Recent advances in deep learning (DL) have been achieved by scaling the number of model parameters and training data. The Transformer is the most widely used DL model architecture in natural language processing. Its key feature is the attention mechanism, which allows the model to focus dynamically on the relevant context in the global latent space. This has led to scaling models in natural language processing with up to 405 billion parameters, equivalent to 810 gigabytes (GB) of memory in 16-bit floating point (FP16). At this level of accuracy, a model of this size requires several accelerator compute nodes. The Transformer architecture has been successfully transferred to the computer vision domain as the Vision Transformer (ViT). Similarly, scaling the number of parameters in the ViT architecture increased the model’s predictive power. In addition, modifications to the ViT architecture led to new architectures such as the Data efficient Image Transformer (DeiT), Swin Transformer, and DeiT3. Each of these improved upon the shortcomings of the original architecture. Nevertheless, these models require substantial computing power and energy to process the images at scale. 

The emergence of Artificial Intelligence (AI) systems and applications will require DL models to run efficiently with a conscious energy consumption, as it is expected that, by 2040, the energy consumed by devices will exceed our energy production capability. To tackle this, we investigate the compression methods for ViT architectures to reduce the model’s required size and translate the computation to more energy-efficient data types. The methods and algorithms presented in this dissertation allow the ViT architectures to operate with less energy consumed and reduced latency at a similar level of predictive performance to the reference model.

Firstly, we comprehensively evaluate the effect of the post-training quantization on the ViT, DeiT, Swin Transformer, and DeiT3 models. We show that ViT and DeiT3, after quantization, lose their predictive power, while DeiT and Swin do not. We hypothesize that the regularization applied during training positively affects the quantization’s robustness. Next, we perform per-layer analysis using the signal-to-quantization-noise ratio (SQNR), which measures the latent signal going through a quantized network compared to the reference FP32 DL model. We show that a correlation exists between the SQNR value and quantization error. Moreover, we propose an easy yet effective post-training quantization method that utilizes mixed-precision computation, allowing us to compress the models up to 90%. As a result, our models approach the fully quantized DL models in size while keeping the predictive performance close to the FP32.

Next, we propose a novel post-training quantization method - Hybrid Quantization (HQ). HQ uses the property of the ViTs, which are mainly composed of linear layers. As a result, we design an automatic algorithm that selects the linear layer for static or dynamic quantization based on the SQNR metric. Our HQ method improves the predictive power performance compared to the static quantization in 12/12 ViT, 3/6 DeiT, 6/6 DeiT3, and 6/6 Swin Transformer models on the ImageNet1K validation dataset. Furthermore, we evaluate the latency of HQ models on three hardware environments: an Intel Xeon 5218 Gold CPU, a mobile Apple A15 Bionic CPU, and an NVIDIA A100 GPU. We observe up to 1.15, 1.28, and 1.68 average speedups compared to the dynamic quantization for ViT models, respectively. 

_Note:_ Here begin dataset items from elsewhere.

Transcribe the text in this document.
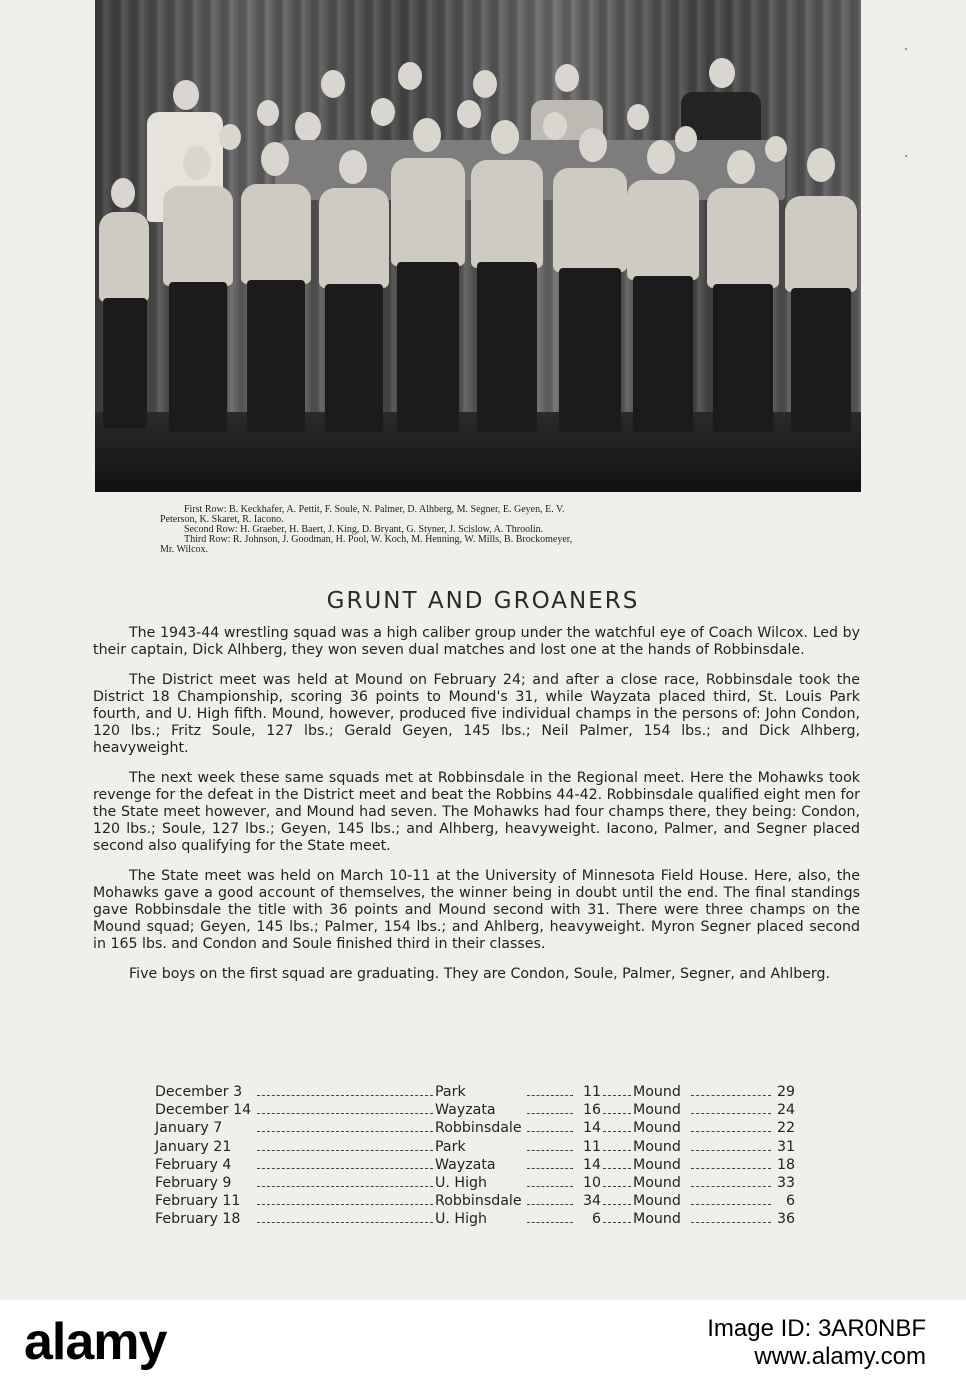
First Row: B. Keckhafer, A. Pettit, F. Soule, N. Palmer, D. Alhberg, M. Segner, E. Geyen, E. V.
Peterson, K. Skaret, R. Iacono.
Second Row: H. Graeber, H. Baert, J. King, D. Bryant, G. Styner, J. Scislow, A. Throolin.
Third Row: R. Johnson, J. Goodman, H. Pool, W. Koch, M. Henning, W. Mills, B. Brockomeyer,
Mr. Wilcox.
GRUNT AND GROANERS

The 1943-44 wrestling squad was a high caliber group under the watchful eye of Coach Wilcox. Led by their captain, Dick Alhberg, they won seven dual matches and lost one at the hands of Robbinsdale.

The District meet was held at Mound on February 24; and after a close race, Robbinsdale took the District 18 Championship, scoring 36 points to Mound's 31, while Wayzata placed third, St. Louis Park fourth, and U. High fifth. Mound, however, produced five individual champs in the persons of: John Condon, 120 lbs.; Fritz Soule, 127 lbs.; Gerald Geyen, 145 lbs.; Neil Palmer, 154 lbs.; and Dick Alhberg, heavyweight.

The next week these same squads met at Robbinsdale in the Regional meet. Here the Mohawks took revenge for the defeat in the District meet and beat the Robbins 44-42. Robbinsdale qualified eight men for the State meet however, and Mound had seven. The Mohawks had four champs there, they being: Condon, 120 lbs.; Soule, 127 lbs.; Geyen, 145 lbs.; and Alhberg, heavyweight. Iacono, Palmer, and Segner placed second also qualifying for the State meet.

The State meet was held on March 10-11 at the University of Minnesota Field House. Here, also, the Mohawks gave a good account of themselves, the winner being in doubt until the end. The final standings gave Robbinsdale the title with 36 points and Mound second with 31. There were three champs on the Mound squad; Geyen, 145 lbs.; Palmer, 154 lbs.; and Ahlberg, heavyweight. Myron Segner placed second in 165 lbs. and Condon and Soule finished third in their classes.

Five boys on the first squad are graduating. They are Condon, Soule, Palmer, Segner, and Ahlberg.

December 3	Park	11 Mound	29
December 14	Wayzata	16 Mound	24
January 7	Robbinsdale	14 Mound	22
January 21	Park	11 Mound	31
February 4	Wayzata	14 Mound	18
February 9	U. High	10 Mound	33
February 11	Robbinsdale	34 Mound	6
February 18	U. High	6 Mound	36
alamy	Image ID: 3AR0NBF
www.alamy.com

Lastly, we design and implement a mixed-precision attention mechanism in the Triton language. Our mixed-precision attention mixes an 8-bit integer (INT8) and FP16 computation to achieve higher throughput and numerical stability than the reference implementation of FlashAttention in Triton. We show that using a domain-specific language with a compiler can match heavily specialized GPU kernels. Moreover, we open-source our QAttn framework. In this library, we focus on the integration of the PyTorch post-training quantization ecosystem. We extend the PyTorch quantization with custom kernels for quantized matrix multiplication and our mixed-precision attention. We show that our kernels improve the throughput of the ViT model by up to 7.34 compared to the FP32 reference model. Moreover, our framework generalizes to newer foundation models like the Segment Anything Model (SAM). We achieve over 5x more images processed per second for the base and large variants without mean intersection over union (mIOU) drop over the COCO2017 validation set. 

In summary, in this thesis, we holistically address the problem of post-training quantization of ViT models. We propose a novel method to tackle the quantization of ViT architecture. In addition, we open-source the QAttn framework, which implements quantized GPU kernels in Triton and integrates with the PyTorch framework. In our research, we demonstrate memory and latency reduction compared to the reference DL model. Moreover, our work lays the foundation for further research into the compression of ViT models.